Creating English Fields
First, it was the much-loved Myrrh & Tonka. Then came festive favourite Green Almond & Redcurrant. Now, Céline Roux and Mathilde Bijaoui have teamed up once again on English Fields. We spoke to our Head of Fragrance Development and the Master Perfumer to find out more.
Take us back to the moment you came up with the concept for English Fields.
Céline: Growing up in France I spent my summers in the countryside, surrounded by fields. Since moving to the UK and having spent time in the British countryside, I’ve developed a fascination with the textures, colours and ingredients of grains and the harvest traditions in Britain. That’s when I started to think this could become a scent concept. There’s a beauty to the imperfection of the English landscape – I love the contrast of cultivated fields against the pops of flowers and lush pastures that you can’t control. That was the twist I wanted to capture in this collection.
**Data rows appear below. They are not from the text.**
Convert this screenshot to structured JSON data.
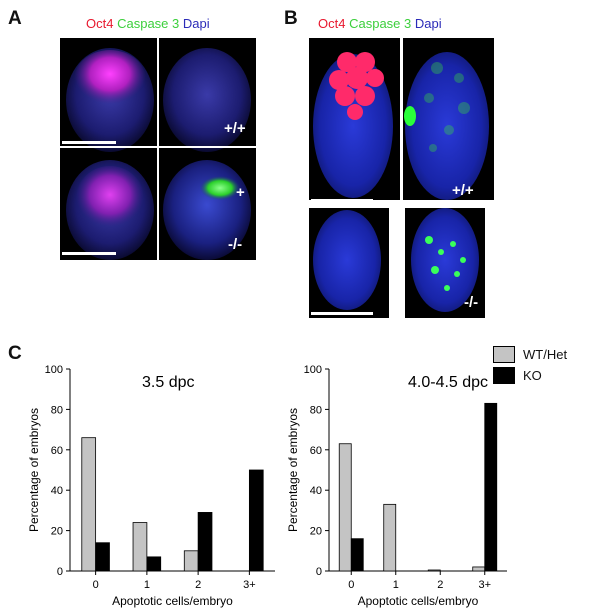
{
  "panels": {
    "a": {
      "letter": "A",
      "stain": {
        "oct4": "Oct4",
        "casp": "Caspase 3",
        "dapi": "Dapi"
      },
      "genotype_top": "+/+",
      "genotype_bottom": "-/-",
      "plus_mark": "+"
    },
    "b": {
      "letter": "B",
      "stain": {
        "oct4": "Oct4",
        "casp": "Caspase 3",
        "dapi": "Dapi"
      },
      "genotype_top": "+/+",
      "genotype_bottom": "-/-"
    },
    "c": {
      "letter": "C"
    }
  },
  "legend": {
    "items": [
      {
        "label": "WT/Het",
        "color": "#c4c4c4"
      },
      {
        "label": "KO",
        "color": "#000000"
      }
    ]
  },
  "chart_data": [
    {
      "type": "bar",
      "title": "3.5 dpc",
      "xlabel": "Apoptotic cells/embryo",
      "ylabel": "Percentage of embryos",
      "categories": [
        "0",
        "1",
        "2",
        "3+"
      ],
      "ylim": [
        0,
        100
      ],
      "yticks": [
        "0",
        "20",
        "40",
        "60",
        "80",
        "100"
      ],
      "series": [
        {
          "name": "WT/Het",
          "color": "#c4c4c4",
          "values": [
            66,
            24,
            10,
            0
          ]
        },
        {
          "name": "KO",
          "color": "#000000",
          "values": [
            14,
            7,
            29,
            50
          ]
        }
      ]
    },
    {
      "type": "bar",
      "title": "4.0-4.5 dpc",
      "xlabel": "Apoptotic cells/embryo",
      "ylabel": "Percentage of embryos",
      "categories": [
        "0",
        "1",
        "2",
        "3+"
      ],
      "ylim": [
        0,
        100
      ],
      "yticks": [
        "0",
        "20",
        "40",
        "60",
        "80",
        "100"
      ],
      "series": [
        {
          "name": "WT/Het",
          "color": "#c4c4c4",
          "values": [
            63,
            33,
            0.5,
            2
          ]
        },
        {
          "name": "KO",
          "color": "#000000",
          "values": [
            16,
            0,
            0,
            83
          ]
        }
      ]
    }
  ]
}
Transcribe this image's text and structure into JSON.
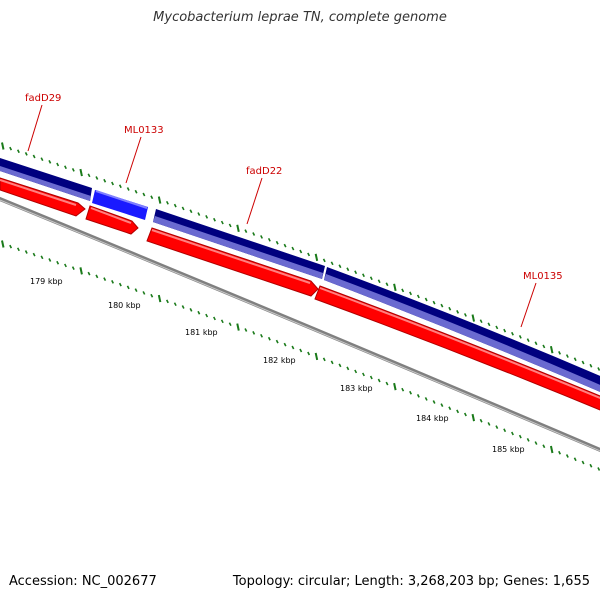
{
  "title": "Mycobacterium leprae TN, complete genome",
  "footer": {
    "accession": "Accession: NC_002677",
    "summary": "Topology: circular; Length: 3,268,203 bp; Genes: 1,655"
  },
  "colors": {
    "background": "#ffffff",
    "gene_label": "#cc0000",
    "tick": "#1a7a1a",
    "forward_gene": "#00007f",
    "forward_gene_light": "#6a6ad0",
    "highlight_gene": "#1a1aff",
    "reverse_gene": "#ff0000",
    "backbone": "#808080"
  },
  "gene_labels": [
    {
      "name": "fadD29"
    },
    {
      "name": "ML0133"
    },
    {
      "name": "fadD22"
    },
    {
      "name": "ML0135"
    }
  ],
  "scale_labels": [
    "179 kbp",
    "180 kbp",
    "181 kbp",
    "182 kbp",
    "183 kbp",
    "184 kbp",
    "185 kbp"
  ]
}
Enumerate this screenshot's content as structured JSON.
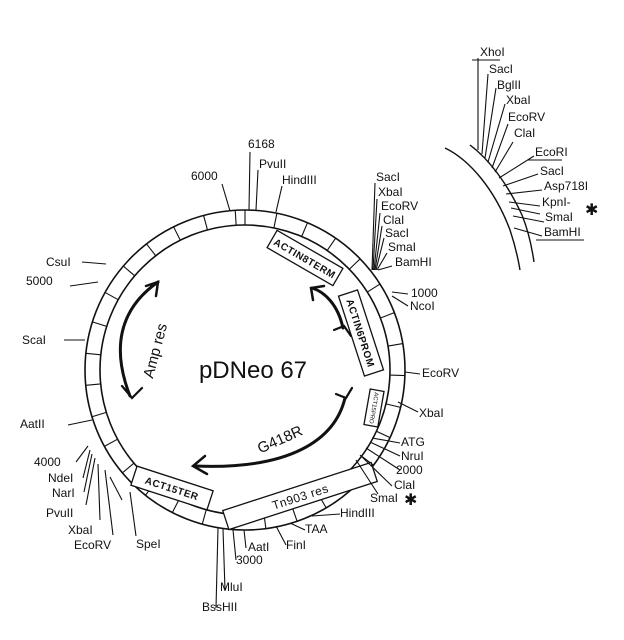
{
  "plasmid": {
    "name": "pDNeo 67"
  },
  "genes": {
    "amp": "Amp res",
    "g418": "G418R"
  },
  "features": {
    "actin8term": "ACTIN8TERM",
    "actin6prom": "ACTIN6PROM",
    "act15ter": "ACT15TER",
    "tn903": "Tn903 res",
    "small_box": "ACT15PRO"
  },
  "positions": {
    "p6168": "6168",
    "p6000": "6000",
    "p5000": "5000",
    "p4000": "4000",
    "p3000": "3000",
    "p2000": "2000",
    "p1000": "1000"
  },
  "sites": {
    "pvuii_top": "PvuII",
    "hindiii_top": "HindIII",
    "saci_1": "SacI",
    "xbai_1": "XbaI",
    "ecorv_1": "EcoRV",
    "clai_1": "ClaI",
    "saci_2": "SacI",
    "smai_1": "SmaI",
    "bamhi_1": "BamHI",
    "ncoi": "NcoI",
    "ecorv_right": "EcoRV",
    "xbai_right": "XbaI",
    "atg": "ATG",
    "nrui": "NruI",
    "clai_2": "ClaI",
    "smai_2": "SmaI",
    "hindiii_bottom": "HindIII",
    "taa": "TAA",
    "fini": "FinI",
    "aati_bottom": "AatI",
    "mlui": "MluI",
    "bsshii": "BssHII",
    "spei": "SpeI",
    "ecorv_left": "EcoRV",
    "xbai_left": "XbaI",
    "pvuii_left": "PvuII",
    "nari": "NarI",
    "ndei": "NdeI",
    "aatii": "AatII",
    "scai": "ScaI",
    "csui": "CsuI"
  },
  "inset": {
    "xhoi": "XhoI",
    "saci_a": "SacI",
    "bglii": "BglII",
    "xbai": "XbaI",
    "ecorv": "EcoRV",
    "clai_a": "ClaI",
    "ecori": "EcoRI",
    "saci_b": "SacI",
    "asp718i": "Asp718I",
    "kpni": "KpnI-",
    "smai": "SmaI",
    "bamhi": "BamHI"
  },
  "marks": {
    "star": "✱"
  }
}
Why did you decide to create a collection, rather than an individual Cologne?
Céline: It would have been too limiting to stop at one when there are so many flavours to explore. We focused on grains such as wheat, barley and rye, but since they all have different olfactive qualities it felt natural to pair them individually with complementing wild flowers.
Why did you decide to work together again for this project?
Mathilde: I was so happy to work with Jo Malone London again because I love their way of developing fragrances. Making cereals and grains the main focus was a first for me, somewhere I’ve never been before as a perfumer.
Tell us more about each fragrance...
Poppy & Barley
Céline: The poppy was important to this collection as it is quintessentially British and symbolic to this country. Aesthetically they are so bright and vibrant, whereas barley has a cotton-soft texture and nurturing warmth. That contrast is very Jo Malone London.
Primrose & Rye
Mathilde: Primroses are joyful yellow flowers, so I used corn, coconut and mimosa to enhance that rich and hazy solar effect. For a smoky warmth I added rye, which has a spicy hint of vanilla and a real earthiness to it.
Oat & Cornflower
Céline: Mathilde came up with an accord to represent the oats, which are wholesome, mouth- watering and addictive.
Mathilde: To replicate the nuttiness of oats I included hazelnut, then enhanced the fragrance with warm, sweet tobacco and earthy vetiver.
Honey & Crocus
Céline: One of the visions we had for English Fields was of bees flying over the meadows and pollinating flowers, so we wanted a note of honey in one of the fragrances. Crocus is a quintessential spring flower, and Mathilde was able to combine the two perfectly.
Green Wheat & Meadowsweet
Céline: The idea was to capture the start of spring – that moment when a fresh breeze rustles through fields of young green wheat.
Mathilde: I used grapefruit to draw out the freshness of the wheat. I love what the vetiver brings – it’s an earthy note that really resonated with the grain.